// the find
georgian-io/LLM-Finetuning-Toolkit
Toolkit for fine-tuning, ablating and unit-testing open-source LLMs.
A config-driven CLI for running LLM fine-tuning experiments, ablation studies, and basic QA testing against open-source models via HuggingFace + PEFT. You define one YAML file, point it at a dataset and one or more models, and it fans out training runs across all combinations. Aimed at ML engineers who want systematic experimentation without wiring up the boilerplate every time.
The ablation matrix in a single YAML is genuinely useful — specifying multiple models, LoRA ranks, and prompt templates and getting all combinations run automatically saves real setup time. The hash-based artifact directory means interrupted runs resume without re-downloading or re-generating datasets, which is a practical detail most similar tools miss.
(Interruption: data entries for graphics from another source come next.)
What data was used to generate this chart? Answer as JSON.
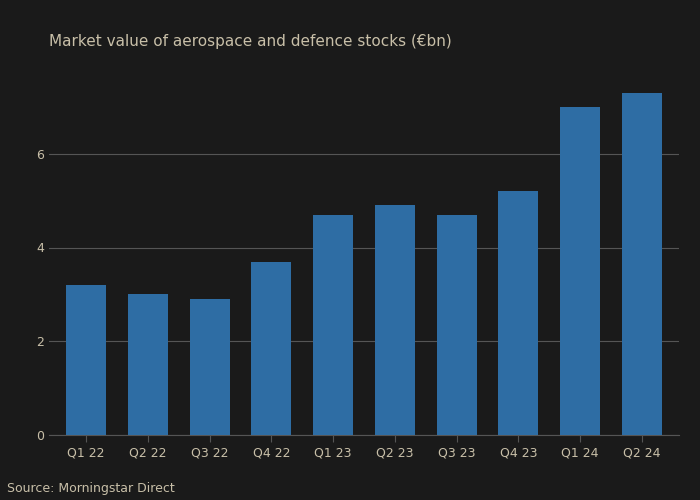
{
  "categories": [
    "Q1 22",
    "Q2 22",
    "Q3 22",
    "Q4 22",
    "Q1 23",
    "Q2 23",
    "Q3 23",
    "Q4 23",
    "Q1 24",
    "Q2 24"
  ],
  "values": [
    3.2,
    3.0,
    2.9,
    3.7,
    4.7,
    4.9,
    4.7,
    5.2,
    7.0,
    7.3
  ],
  "bar_color": "#2e6da4",
  "title": "Market value of aerospace and defence stocks (€bn)",
  "ylim": [
    0,
    8
  ],
  "yticks": [
    0,
    2,
    4,
    6
  ],
  "source": "Source: Morningstar Direct",
  "background_color": "#1a1a1a",
  "plot_bg_color": "#1a1a1a",
  "grid_color": "#555555",
  "title_color": "#c8bfa8",
  "tick_color": "#c8bfa8",
  "source_color": "#c8bfa8",
  "spine_color": "#555555",
  "title_fontsize": 11,
  "tick_fontsize": 9,
  "source_fontsize": 9
}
The QA test suite is a real differentiator: shipping CSV-driven tests for things like JSON validity and dot-product similarity against model output is more rigorous than 'eyeball the generations'. Code structure is clean — data, finetune, inference, and qa are properly separated modules, not one giant script.
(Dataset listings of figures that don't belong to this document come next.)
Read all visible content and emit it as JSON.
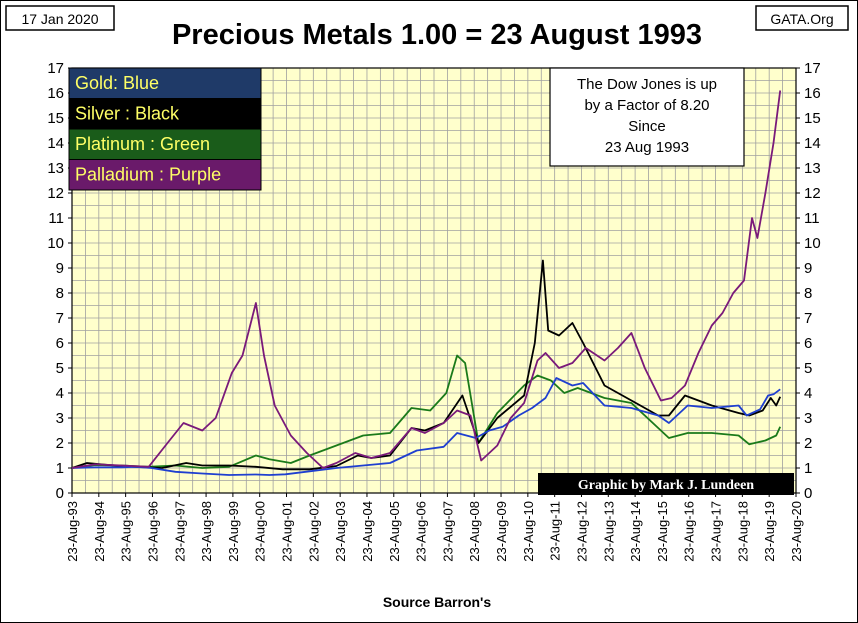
{
  "header": {
    "date": "17 Jan 2020",
    "source_badge": "GATA.Org"
  },
  "chart_data": {
    "type": "line",
    "title": "Precious Metals  1.00 = 23 August 1993",
    "xlabel": "Source Barron's",
    "ylabel": "",
    "ylim": [
      0,
      17
    ],
    "xlim": [
      1993.64,
      2020.64
    ],
    "yticks": [
      "0",
      "1",
      "2",
      "3",
      "4",
      "5",
      "6",
      "7",
      "8",
      "9",
      "10",
      "11",
      "12",
      "13",
      "14",
      "15",
      "16",
      "17"
    ],
    "xticks": [
      "23-Aug-93",
      "23-Aug-94",
      "23-Aug-95",
      "23-Aug-96",
      "23-Aug-97",
      "23-Aug-98",
      "23-Aug-99",
      "23-Aug-00",
      "23-Aug-01",
      "23-Aug-02",
      "23-Aug-03",
      "23-Aug-04",
      "23-Aug-05",
      "23-Aug-06",
      "23-Aug-07",
      "23-Aug-08",
      "23-Aug-09",
      "23-Aug-10",
      "23-Aug-11",
      "23-Aug-12",
      "23-Aug-13",
      "23-Aug-14",
      "23-Aug-15",
      "23-Aug-16",
      "23-Aug-17",
      "23-Aug-18",
      "23-Aug-19",
      "23-Aug-20"
    ],
    "grid": true,
    "legend": {
      "placement": "top-left",
      "entries": [
        {
          "label": "Gold: Blue",
          "bg": "#1f3a68",
          "text_color": "#ffff66"
        },
        {
          "label": "Silver : Black",
          "bg": "#000000",
          "text_color": "#ffff66"
        },
        {
          "label": "Platinum : Green",
          "bg": "#1a5c1a",
          "text_color": "#ffff66"
        },
        {
          "label": "Palladium : Purple",
          "bg": "#6a1a6a",
          "text_color": "#ffff66"
        }
      ]
    },
    "annotation_box": [
      "The Dow Jones is up",
      "by a Factor of 8.20",
      "Since",
      "23 Aug 1993"
    ],
    "credit": "Graphic by Mark J. Lundeen",
    "colors": {
      "plot_bg": "#ffffcc",
      "grid": "#a0a0a0",
      "gold": "#1f3fd0",
      "silver": "#000000",
      "platinum": "#1a7a1a",
      "palladium": "#7a1a7a"
    },
    "series": [
      {
        "name": "Gold",
        "color_key": "gold",
        "x": [
          1993.64,
          1994.5,
          1995.5,
          1996.0,
          1996.6,
          1997.5,
          1998.5,
          1999.5,
          2000.5,
          2001.0,
          2001.6,
          2002.5,
          2003.5,
          2004.5,
          2005.5,
          2006.5,
          2007.5,
          2008.0,
          2008.7,
          2009.2,
          2009.7,
          2010.3,
          2010.8,
          2011.3,
          2011.7,
          2012.3,
          2012.7,
          2013.5,
          2014.5,
          2015.5,
          2015.9,
          2016.6,
          2017.5,
          2018.5,
          2018.8,
          2019.3,
          2019.6,
          2019.8,
          2020.05
        ],
        "y": [
          1.0,
          1.03,
          1.03,
          1.05,
          1.0,
          0.85,
          0.78,
          0.72,
          0.74,
          0.72,
          0.75,
          0.87,
          1.0,
          1.1,
          1.2,
          1.7,
          1.85,
          2.4,
          2.2,
          2.5,
          2.65,
          3.1,
          3.4,
          3.8,
          4.6,
          4.3,
          4.4,
          3.5,
          3.4,
          3.1,
          2.8,
          3.5,
          3.4,
          3.5,
          3.1,
          3.35,
          3.9,
          3.95,
          4.15
        ]
      },
      {
        "name": "Silver",
        "color_key": "silver",
        "x": [
          1993.64,
          1994.2,
          1995.0,
          1996.0,
          1997.0,
          1997.9,
          1998.5,
          1999.5,
          2000.5,
          2001.5,
          2002.5,
          2003.5,
          2004.3,
          2004.8,
          2005.5,
          2006.3,
          2006.8,
          2007.5,
          2008.2,
          2008.8,
          2009.5,
          2010.5,
          2010.9,
          2011.2,
          2011.4,
          2011.8,
          2012.3,
          2012.7,
          2013.5,
          2014.5,
          2015.5,
          2015.9,
          2016.5,
          2017.5,
          2018.5,
          2018.9,
          2019.4,
          2019.7,
          2019.9,
          2020.05
        ],
        "y": [
          1.0,
          1.2,
          1.12,
          1.05,
          1.0,
          1.2,
          1.1,
          1.1,
          1.05,
          0.95,
          0.95,
          1.08,
          1.5,
          1.4,
          1.5,
          2.6,
          2.5,
          2.8,
          3.9,
          2.0,
          3.0,
          3.9,
          6.0,
          9.3,
          6.5,
          6.3,
          6.8,
          6.0,
          4.3,
          3.7,
          3.1,
          3.1,
          3.9,
          3.5,
          3.2,
          3.1,
          3.3,
          3.8,
          3.5,
          3.85
        ]
      },
      {
        "name": "Platinum",
        "color_key": "platinum",
        "x": [
          1993.64,
          1994.5,
          1995.5,
          1996.5,
          1997.5,
          1998.5,
          1999.5,
          2000.5,
          2001.0,
          2001.8,
          2002.5,
          2003.5,
          2004.5,
          2005.5,
          2006.3,
          2007.0,
          2007.6,
          2008.0,
          2008.3,
          2008.8,
          2009.5,
          2010.5,
          2011.0,
          2011.5,
          2012.0,
          2012.5,
          2013.5,
          2014.5,
          2015.5,
          2015.9,
          2016.6,
          2017.5,
          2018.5,
          2018.9,
          2019.5,
          2019.9,
          2020.05
        ],
        "y": [
          1.0,
          1.12,
          1.1,
          1.05,
          1.1,
          1.0,
          1.05,
          1.5,
          1.35,
          1.2,
          1.5,
          1.9,
          2.3,
          2.4,
          3.4,
          3.3,
          4.0,
          5.5,
          5.2,
          2.0,
          3.2,
          4.3,
          4.7,
          4.5,
          4.0,
          4.2,
          3.8,
          3.6,
          2.6,
          2.2,
          2.4,
          2.4,
          2.3,
          1.95,
          2.1,
          2.3,
          2.65
        ]
      },
      {
        "name": "Palladium",
        "color_key": "palladium",
        "x": [
          1993.64,
          1994.5,
          1995.5,
          1996.5,
          1997.2,
          1997.8,
          1998.5,
          1999.0,
          1999.6,
          2000.0,
          2000.5,
          2000.8,
          2001.2,
          2001.8,
          2002.4,
          2003.0,
          2003.5,
          2004.2,
          2004.8,
          2005.5,
          2006.3,
          2006.8,
          2007.5,
          2008.0,
          2008.5,
          2008.9,
          2009.5,
          2010.0,
          2010.5,
          2011.0,
          2011.3,
          2011.8,
          2012.3,
          2012.8,
          2013.5,
          2014.0,
          2014.5,
          2015.0,
          2015.6,
          2016.0,
          2016.5,
          2017.0,
          2017.5,
          2017.9,
          2018.3,
          2018.7,
          2019.0,
          2019.2,
          2019.5,
          2019.8,
          2020.05
        ],
        "y": [
          1.0,
          1.15,
          1.1,
          1.05,
          2.0,
          2.8,
          2.5,
          3.0,
          4.8,
          5.5,
          7.6,
          5.5,
          3.5,
          2.3,
          1.6,
          1.0,
          1.2,
          1.6,
          1.4,
          1.6,
          2.6,
          2.4,
          2.8,
          3.3,
          3.1,
          1.3,
          1.9,
          3.0,
          3.6,
          5.3,
          5.6,
          5.0,
          5.2,
          5.8,
          5.3,
          5.8,
          6.4,
          5.0,
          3.7,
          3.8,
          4.3,
          5.6,
          6.7,
          7.2,
          8.0,
          8.5,
          11.0,
          10.2,
          12.0,
          14.0,
          16.1
        ]
      }
    ]
  }
}
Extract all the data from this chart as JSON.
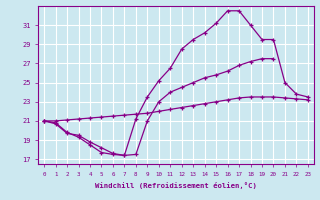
{
  "xlabel": "Windchill (Refroidissement éolien,°C)",
  "bg_color": "#cce8f0",
  "grid_color": "#ffffff",
  "line_color": "#880088",
  "xlim": [
    -0.5,
    23.5
  ],
  "ylim": [
    16.5,
    33.0
  ],
  "yticks": [
    17,
    19,
    21,
    23,
    25,
    27,
    29,
    31
  ],
  "xticks": [
    0,
    1,
    2,
    3,
    4,
    5,
    6,
    7,
    8,
    9,
    10,
    11,
    12,
    13,
    14,
    15,
    16,
    17,
    18,
    19,
    20,
    21,
    22,
    23
  ],
  "series_x_0": [
    0,
    1,
    2,
    3,
    4,
    5,
    6,
    7,
    8,
    9,
    10,
    11,
    12,
    13,
    14,
    15,
    16,
    17,
    18,
    19,
    20
  ],
  "series_y_0": [
    21.0,
    20.8,
    19.8,
    19.3,
    18.5,
    17.7,
    17.5,
    17.4,
    17.5,
    21.0,
    23.0,
    24.0,
    24.5,
    25.0,
    25.5,
    25.8,
    26.2,
    26.8,
    27.2,
    27.5,
    27.5
  ],
  "series_x_1": [
    0,
    1,
    2,
    3,
    4,
    5,
    6,
    7,
    8,
    9,
    10,
    11,
    12,
    13,
    14,
    15,
    16,
    17,
    18,
    19,
    20,
    21,
    22,
    23
  ],
  "series_y_1": [
    21.0,
    20.7,
    19.7,
    19.5,
    18.8,
    18.2,
    17.6,
    17.4,
    21.2,
    23.5,
    25.2,
    26.5,
    28.5,
    29.5,
    30.2,
    31.2,
    32.5,
    32.5,
    31.0,
    29.5,
    29.5,
    25.0,
    23.8,
    23.5
  ],
  "series_x_2": [
    0,
    1,
    2,
    3,
    4,
    5,
    6,
    7,
    8,
    9,
    10,
    11,
    12,
    13,
    14,
    15,
    16,
    17,
    18,
    19,
    20,
    21,
    22,
    23
  ],
  "series_y_2": [
    21.0,
    21.0,
    21.1,
    21.2,
    21.3,
    21.4,
    21.5,
    21.6,
    21.7,
    21.8,
    22.0,
    22.2,
    22.4,
    22.6,
    22.8,
    23.0,
    23.2,
    23.4,
    23.5,
    23.5,
    23.5,
    23.4,
    23.3,
    23.2
  ]
}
The model roster in the docs (Llama 2, Falcon, Mistral 7B) is frozen in time — the repo topics and examples haven't caught up to anything post-2023, and there's no evidence Llama 3, Gemma, or Phi-3/4 work without manual config surgery. The QA metrics are shallow: word overlap and length tests are table stakes, but there's no integration for evals like LLM-as-judge or standard benchmarks (MMLU, MT-Bench), so you can confirm output length but not whether it's actually better. The llama2/ and mistral/ directories at the repo root are dead weight — standalone scripts that predate the CLI and aren't wired into anything, just sitting there creating confusion about what the canonical entry point is. No distributed training support; if your model doesn't fit in one GPU with QLoRA, you're on your own.